Intracellular voltage (ψ_i) in lenses from 3- and 12-month-old control, EphA2^–/– and ephrin-A5^–/– mice. (A) Intracellular voltage in lenses from 3-month-old EphA2^+/+ (black squares with solid fit line), EphA2^–/– (open squares with dashed fit line), ephrin-A5^+/+ (black circles with solid fit line), and ephrin-A5^–/– (open circles with dashed fit line) lenses as a function of distance from lens center (r/a), where r (cm) is actual distance and a (cm) is lens radius.
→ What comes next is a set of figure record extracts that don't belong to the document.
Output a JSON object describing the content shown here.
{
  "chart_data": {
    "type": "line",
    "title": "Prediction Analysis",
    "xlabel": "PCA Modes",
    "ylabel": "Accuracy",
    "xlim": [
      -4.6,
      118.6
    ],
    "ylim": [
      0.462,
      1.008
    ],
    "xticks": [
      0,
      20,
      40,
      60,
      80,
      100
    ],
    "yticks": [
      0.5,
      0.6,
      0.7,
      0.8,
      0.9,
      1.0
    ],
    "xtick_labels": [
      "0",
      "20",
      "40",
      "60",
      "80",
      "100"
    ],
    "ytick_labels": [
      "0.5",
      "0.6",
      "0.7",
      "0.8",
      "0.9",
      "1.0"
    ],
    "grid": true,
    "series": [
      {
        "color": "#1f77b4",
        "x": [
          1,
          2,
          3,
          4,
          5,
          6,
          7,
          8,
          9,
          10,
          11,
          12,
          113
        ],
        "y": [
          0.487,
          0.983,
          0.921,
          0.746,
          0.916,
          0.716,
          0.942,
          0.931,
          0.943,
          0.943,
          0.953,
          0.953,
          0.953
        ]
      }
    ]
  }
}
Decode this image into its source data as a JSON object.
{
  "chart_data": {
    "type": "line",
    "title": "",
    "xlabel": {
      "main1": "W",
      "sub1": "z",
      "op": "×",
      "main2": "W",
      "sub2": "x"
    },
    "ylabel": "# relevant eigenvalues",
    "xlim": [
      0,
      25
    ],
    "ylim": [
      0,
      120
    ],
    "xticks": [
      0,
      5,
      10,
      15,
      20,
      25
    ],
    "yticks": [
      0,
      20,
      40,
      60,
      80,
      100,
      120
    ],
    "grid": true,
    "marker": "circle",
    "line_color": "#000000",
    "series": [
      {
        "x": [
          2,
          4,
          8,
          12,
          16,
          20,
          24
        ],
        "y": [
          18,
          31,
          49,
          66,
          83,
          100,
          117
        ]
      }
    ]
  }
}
KO lenses were hyperpolarized when compared to controls (n ≥ 6). (B) Intracellular voltage in lenses from 12-month-old EphA2^+/+ (black squares with solid fit line), EphA2^–/– (open squares with dashed fit line), ephrin-A5^+/+ (black circles with solid fit line), and ephrin-A5^–/– (open circles with dashed fit line) lenses as a function of distance from the lens center. There are no significant differences in intracellular voltage between control and KO lenses (n ≥ 6).

FIGURE 9

Surface conductance (G_S) and mature fiber conductance (g_m) in lenses from 3- and 12-month-old control, EphA2^–/– and ephrin-A5^–/– mice. (A) Mean and standard deviation of G_S and g_m in lenses from 3- or 12-month-old EphA2^+/+ (black squares) and EphA2^–/– (open squares) mice. While G_S is comparable between lenses from young control and KO mice, G_S is elevated in lenses from 12-month-old EphA2^–/– mice. g_m is decreased in lenses from 3-month-old EphA2^–/– mice. (B) Mean and standard deviation of G_S and g_m in lenses from 3- or 12-month-old ephrin-A5^+/+ (black circles) and ephrin-A5^–/– (open circles) mice. There is no obvious change in G_S in lenses from KO mice at either age or g_m in lenses from young KO mice. However, g_m is decreased in lenses from 12-month-old ephrin-A5^–/– mice. ***, p < 0.001; ****, p < 0.0001.